# Spalten dividieren



## Guest (20. Aug 2005)

Hallo zusammen,
ich habe eine ganz normale Tabelle mit html erstellt (1 Zeile, 3 Spalten). Jetzt möchte ich, dass der eingegebene Wert in Spalte 1 durch den Wert in Spalte 2 geteilt wird und das Ergebnis automatisch in Spalte 3 ausgegeben wird. 

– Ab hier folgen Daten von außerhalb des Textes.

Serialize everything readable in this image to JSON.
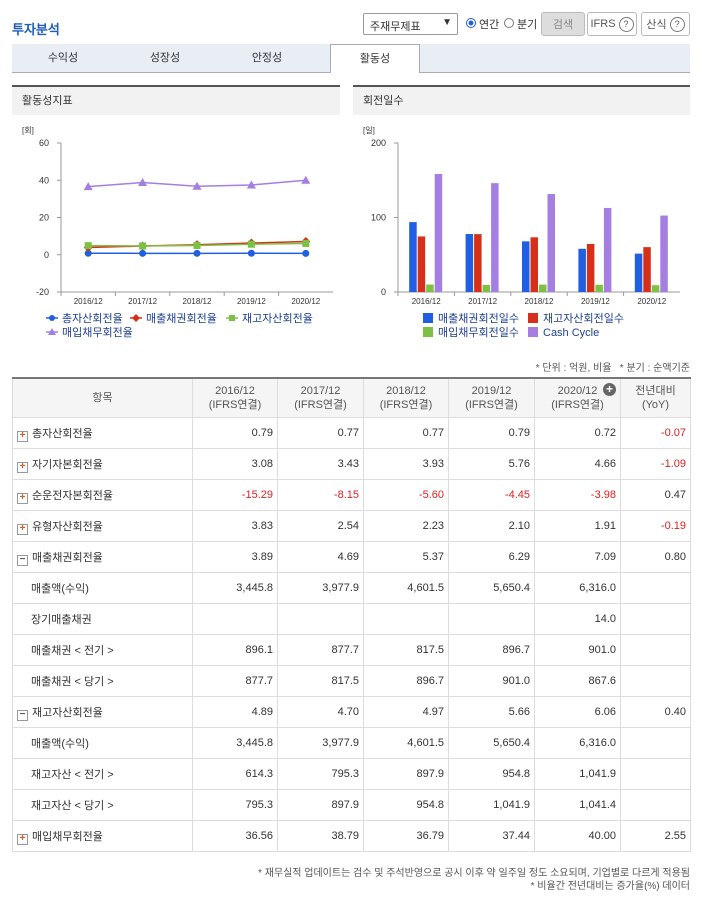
{
  "header": {
    "title": "투자분석",
    "statement_select": "주재무제표",
    "period_options": [
      "연간",
      "분기"
    ],
    "period_selected": 0,
    "search": "검색",
    "ifrs": "IFRS",
    "formula": "산식"
  },
  "tabs": {
    "items": [
      "수익성",
      "성장성",
      "안정성",
      "활동성"
    ],
    "active": 3
  },
  "chart_data": [
    {
      "type": "line",
      "title": "활동성지표",
      "y_unit": "[회]",
      "categories": [
        "2016/12",
        "2017/12",
        "2018/12",
        "2019/12",
        "2020/12"
      ],
      "ylim": [
        -20,
        60
      ],
      "yticks": [
        -20,
        0,
        20,
        40,
        60
      ],
      "grid": false,
      "series": [
        {
          "name": "총자산회전율",
          "color": "#1f5fe0",
          "marker": "circle",
          "values": [
            0.79,
            0.77,
            0.77,
            0.79,
            0.72
          ]
        },
        {
          "name": "매출채권회전율",
          "color": "#d6301a",
          "marker": "diamond",
          "values": [
            3.89,
            4.69,
            5.37,
            6.29,
            7.09
          ]
        },
        {
          "name": "재고자산회전율",
          "color": "#7cc142",
          "marker": "square",
          "values": [
            4.89,
            4.7,
            4.97,
            5.66,
            6.06
          ]
        },
        {
          "name": "매입채무회전율",
          "color": "#a47ee0",
          "marker": "triangle",
          "values": [
            36.56,
            38.79,
            36.79,
            37.44,
            40.0
          ]
        }
      ]
    },
    {
      "type": "bar",
      "title": "회전일수",
      "y_unit": "[일]",
      "categories": [
        "2016/12",
        "2017/12",
        "2018/12",
        "2019/12",
        "2020/12"
      ],
      "ylim": [
        0,
        200
      ],
      "yticks": [
        0,
        100,
        200
      ],
      "grid": false,
      "series": [
        {
          "name": "매출채권회전일수",
          "color": "#1f5fe0",
          "values": [
            93.8,
            77.8,
            68.0,
            58.0,
            51.5
          ]
        },
        {
          "name": "재고자산회전일수",
          "color": "#d6301a",
          "values": [
            74.6,
            77.7,
            73.4,
            64.5,
            60.2
          ]
        },
        {
          "name": "매입채무회전일수",
          "color": "#7cc142",
          "values": [
            10.0,
            9.4,
            9.9,
            9.7,
            9.1
          ]
        },
        {
          "name": "Cash Cycle",
          "color": "#a47ee0",
          "values": [
            158.4,
            146.1,
            131.5,
            112.8,
            102.6
          ]
        }
      ]
    }
  ],
  "notes": [
    "* 단위 : 억원, 비율",
    "* 분기 : 순액기준"
  ],
  "table": {
    "item_header": "항목",
    "columns": [
      {
        "period": "2016/12",
        "basis": "(IFRS연결)"
      },
      {
        "period": "2017/12",
        "basis": "(IFRS연결)"
      },
      {
        "period": "2018/12",
        "basis": "(IFRS연결)"
      },
      {
        "period": "2019/12",
        "basis": "(IFRS연결)"
      },
      {
        "period": "2020/12",
        "basis": "(IFRS연결)"
      }
    ],
    "yoy_header": {
      "title": "전년대비",
      "sub": "(YoY)"
    },
    "rows": [
      {
        "label": "총자산회전율",
        "expanded": false,
        "values": [
          "0.79",
          "0.77",
          "0.77",
          "0.79",
          "0.72"
        ],
        "yoy": "-0.07"
      },
      {
        "label": "자기자본회전율",
        "expanded": false,
        "values": [
          "3.08",
          "3.43",
          "3.93",
          "5.76",
          "4.66"
        ],
        "yoy": "-1.09"
      },
      {
        "label": "순운전자본회전율",
        "expanded": false,
        "values": [
          "-15.29",
          "-8.15",
          "-5.60",
          "-4.45",
          "-3.98"
        ],
        "yoy": "0.47"
      },
      {
        "label": "유형자산회전율",
        "expanded": false,
        "values": [
          "3.83",
          "2.54",
          "2.23",
          "2.10",
          "1.91"
        ],
        "yoy": "-0.19"
      },
      {
        "label": "매출채권회전율",
        "expanded": true,
        "values": [
          "3.89",
          "4.69",
          "5.37",
          "6.29",
          "7.09"
        ],
        "yoy": "0.80"
      },
      {
        "label": "매출액(수익)",
        "values": [
          "3,445.8",
          "3,977.9",
          "4,601.5",
          "5,650.4",
          "6,316.0"
        ],
        "yoy": null
      },
      {
        "label": "장기매출채권",
        "values": [
          null,
          null,
          null,
          null,
          "14.0"
        ],
        "yoy": null
      },
      {
        "label": "매출채권 < 전기 >",
        "values": [
          "896.1",
          "877.7",
          "817.5",
          "896.7",
          "901.0"
        ],
        "yoy": null
      },
      {
        "label": "매출채권 < 당기 >",
        "values": [
          "877.7",
          "817.5",
          "896.7",
          "901.0",
          "867.6"
        ],
        "yoy": null
      },
      {
        "label": "재고자산회전율",
        "expanded": true,
        "values": [
          "4.89",
          "4.70",
          "4.97",
          "5.66",
          "6.06"
        ],
        "yoy": "0.40"
      },
      {
        "label": "매출액(수익)",
        "values": [
          "3,445.8",
          "3,977.9",
          "4,601.5",
          "5,650.4",
          "6,316.0"
        ],
        "yoy": null
      },
      {
        "label": "재고자산 < 전기 >",
        "values": [
          "614.3",
          "795.3",
          "897.9",
          "954.8",
          "1,041.9"
        ],
        "yoy": null
      },
      {
        "label": "재고자산 < 당기 >",
        "values": [
          "795.3",
          "897.9",
          "954.8",
          "1,041.9",
          "1,041.4"
        ],
        "yoy": null
      },
      {
        "label": "매입채무회전율",
        "expanded": false,
        "values": [
          "36.56",
          "38.79",
          "36.79",
          "37.44",
          "40.00"
        ],
        "yoy": "2.55"
      }
    ]
  },
  "footer": [
    "* 재무실적 업데이트는 검수 및 주석반영으로 공시 이후 약 일주일 정도 소요되며, 기업별로 다르게 적용됨",
    "* 비율간 전년대비는 증가율(%) 데이터"
  ]
}
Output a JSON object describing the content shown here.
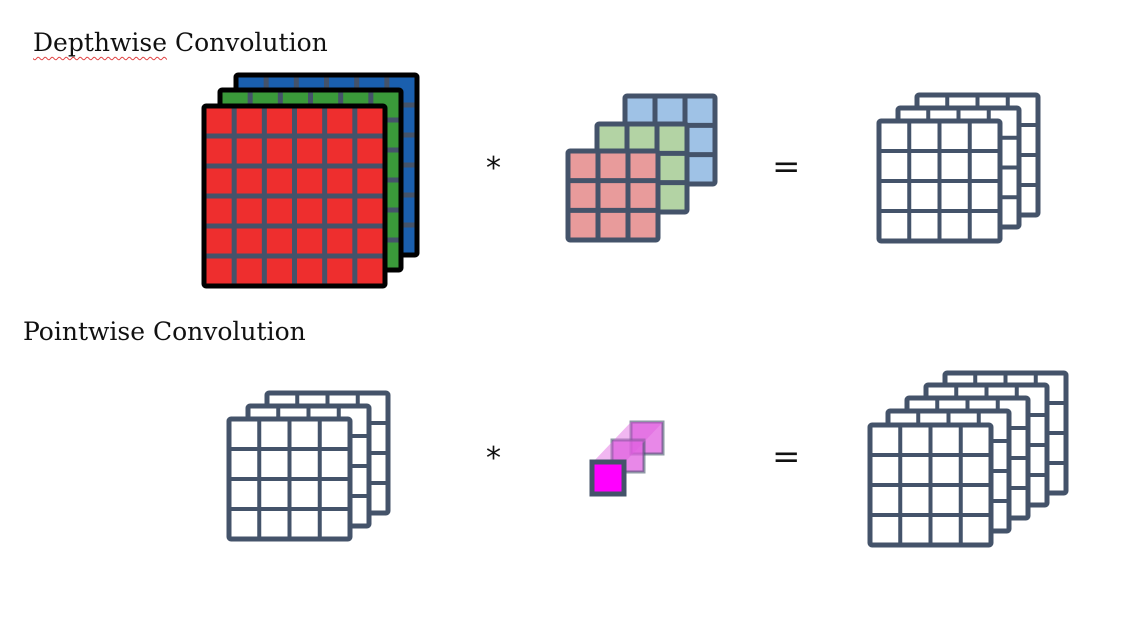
{
  "labels": {
    "depthwise_title_word1": "Depthwise",
    "depthwise_title_word2": "Convolution",
    "pointwise_title": "Pointwise Convolution",
    "operator_convolve": "*",
    "operator_equals": "="
  },
  "colors": {
    "grid_line": "#44536a",
    "input_border": "#000000",
    "input_red": "#ee2e2e",
    "input_green": "#3a9a3a",
    "input_blue": "#1a5fae",
    "kernel_red": "#e89b9b",
    "kernel_green": "#b3d3a4",
    "kernel_blue": "#9fc2e6",
    "pointwise_front": "#ff00ff",
    "pointwise_back": "#e060e0",
    "output_fill": "#ffffff"
  },
  "icons": {
    "input_stack": "rgb-6x6-grid-stack-icon",
    "kernel_stack": "3x3-kernel-stack-icon",
    "output_stack": "4x4-grid-stack-icon",
    "pointwise_kernel": "1x1-kernel-cube-icon"
  }
}
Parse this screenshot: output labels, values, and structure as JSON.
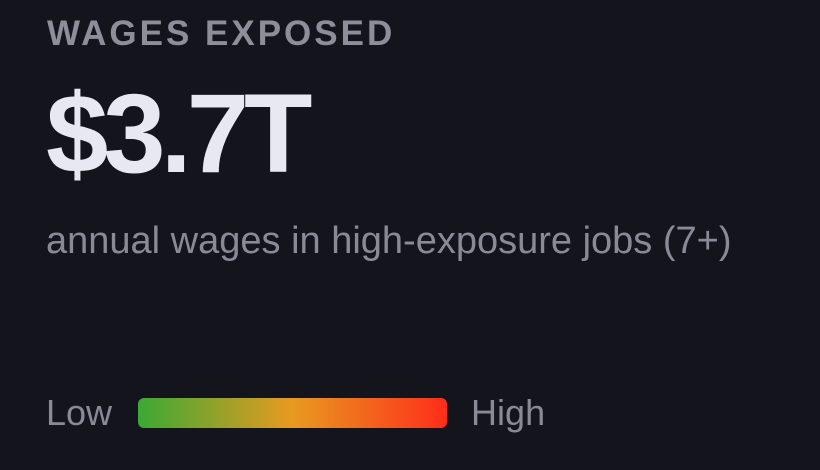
{
  "card": {
    "label": "WAGES EXPOSED",
    "value": "$3.7T",
    "description": "annual wages in high-exposure jobs (7+)"
  },
  "legend": {
    "low_label": "Low",
    "high_label": "High",
    "gradient_colors": [
      "#3aa935",
      "#e89a20",
      "#ff2d1a"
    ]
  }
}
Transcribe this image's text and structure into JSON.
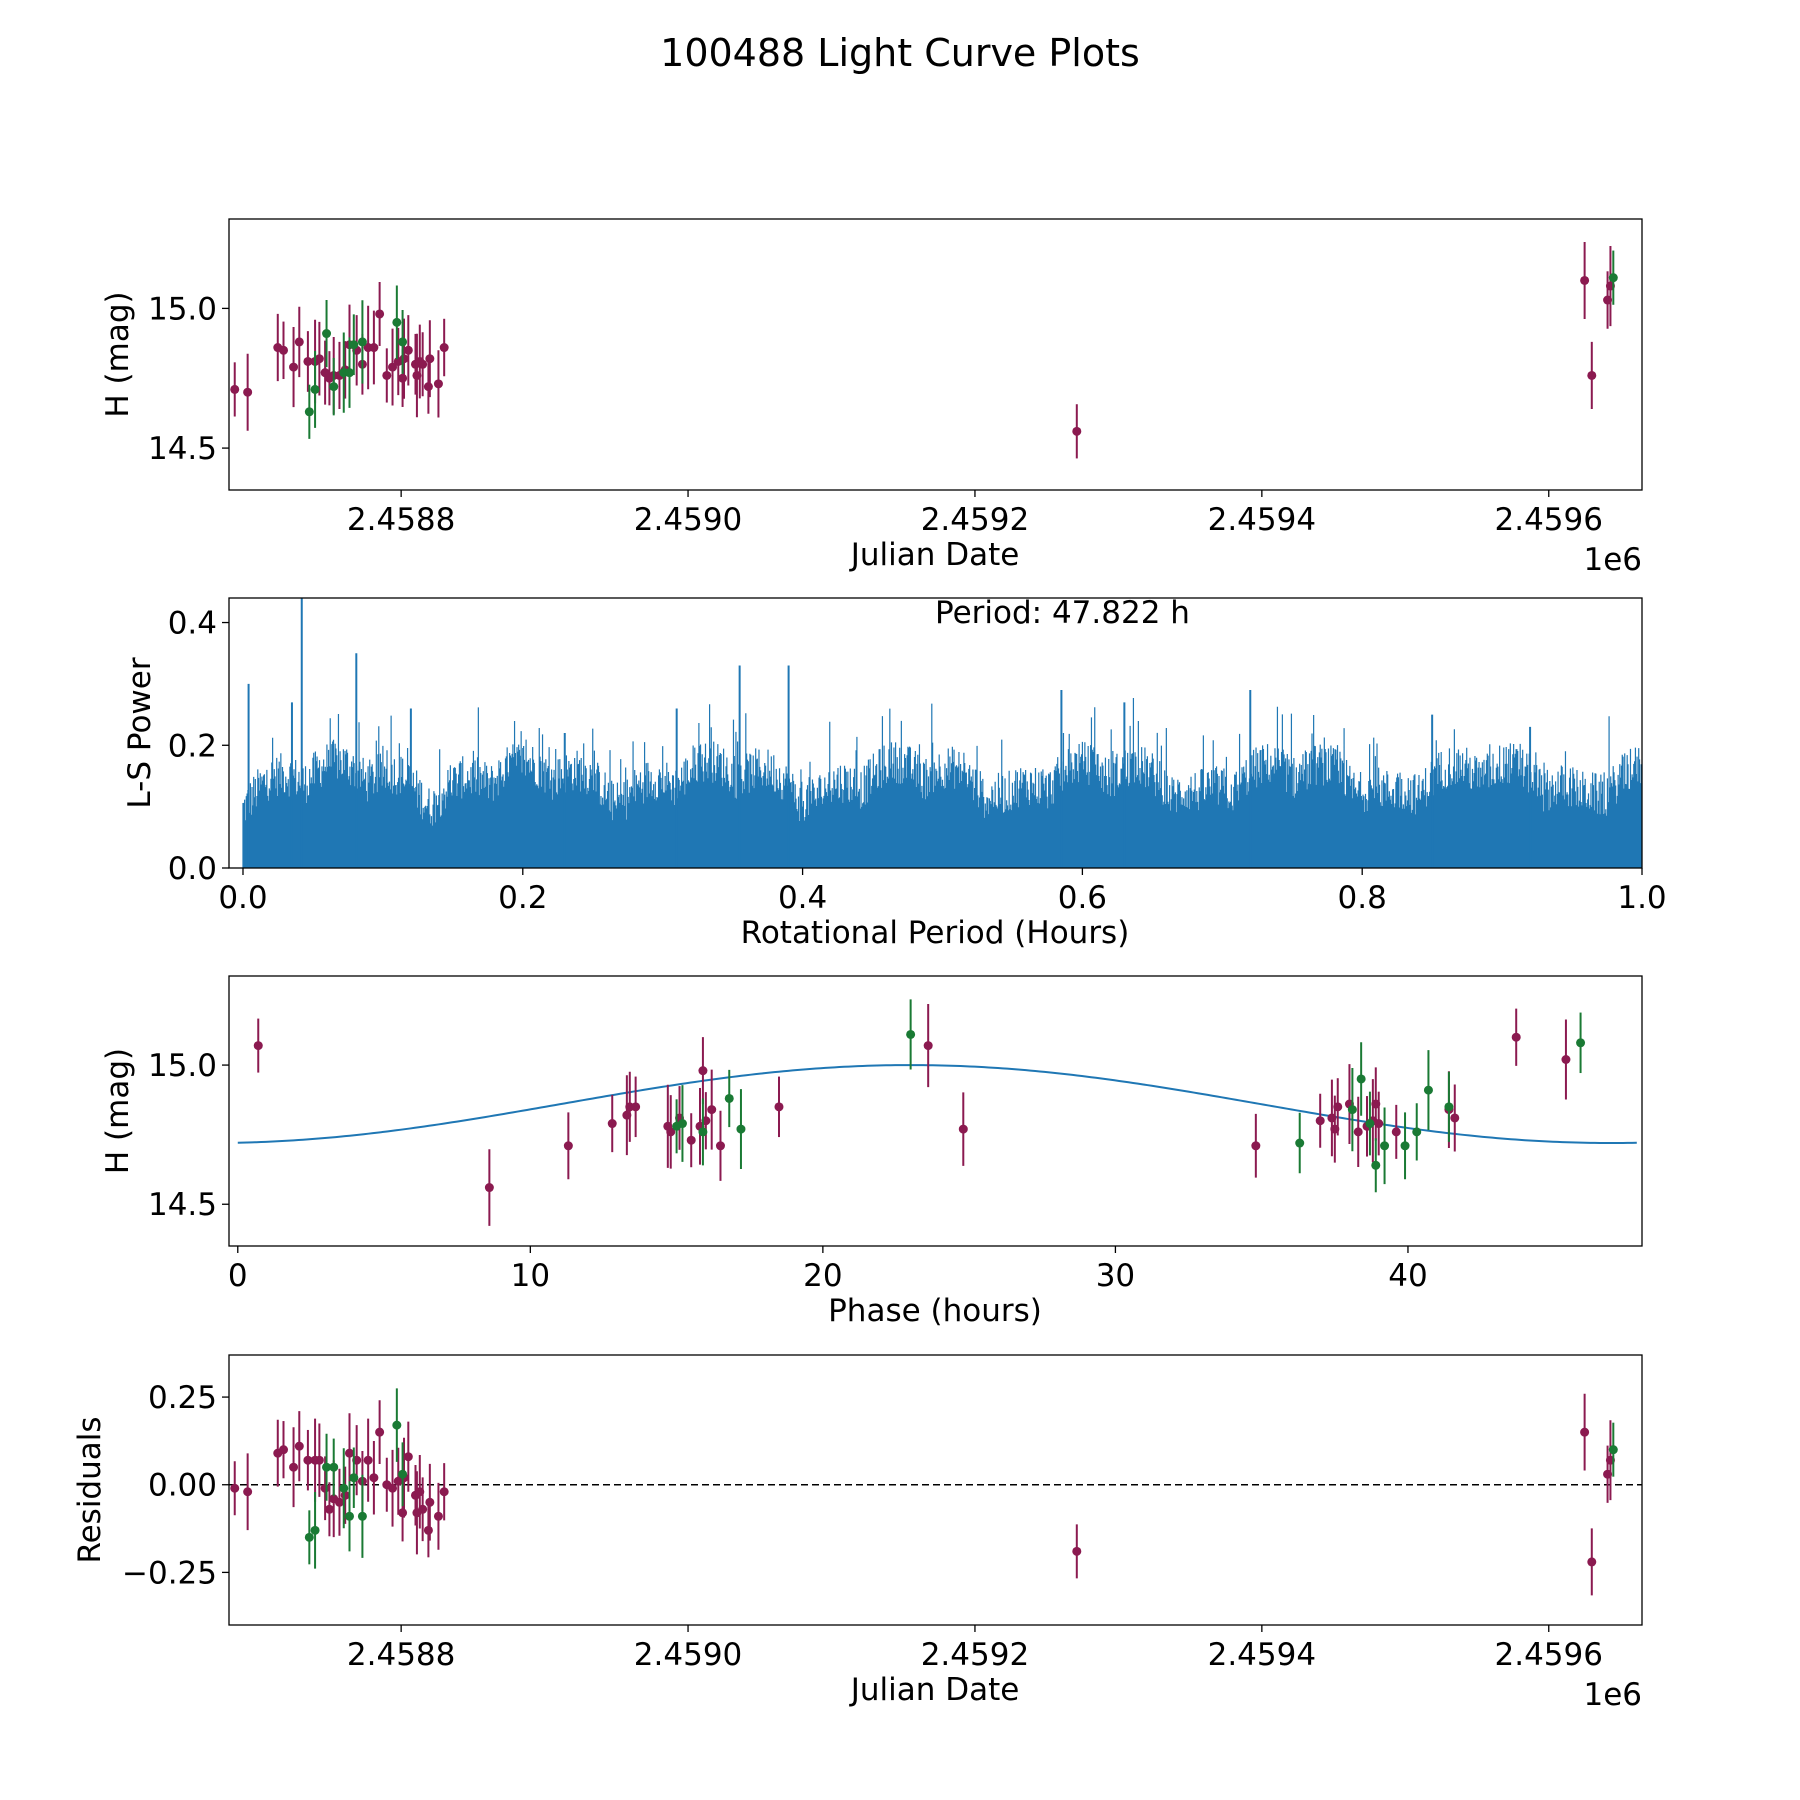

Ich habe gehört, dass geht mit Javascript! Hat vielleicht einer ein Script für mich. Selbst schreiben kann ich nämlicht nicht. Danke für eure Hilfe!


----------



## krey (20. Aug 2005)

Also, du kannst das ganze serverseitig lösen oder auch clientseitig. Da du javascript ansprichst gehe ich davon aus dass du es clientseitig machen möchtest. Ein Script dafür habe ich nicht, da ich es serverseitig lösen würde. Aber du kannst den einzelnen Spalten ID´s geben und sie so mit javascript ansprechen. Guck dir mal auf der selfhtml Seite den Bereich javascript an, er dürfte dich weiterbringen. 

Grüße, Martin


----------



## Guest (20. Aug 2005)

Was meinst du mit Serverseitig? Erläutere das bitte mal und sag mir ggf. wie ichs machen kann, da ich in Java noch überhaupt nicht drin bin. Ich kann nur Scripts in Seiten einbinden, das wars aber auch schon :autsch: 

Danke


----------



## byte (20. Aug 2005)

javascript != java

stell deine frage mal hier: http://www.java-forum.org/de/viewforum.php?f=18


----------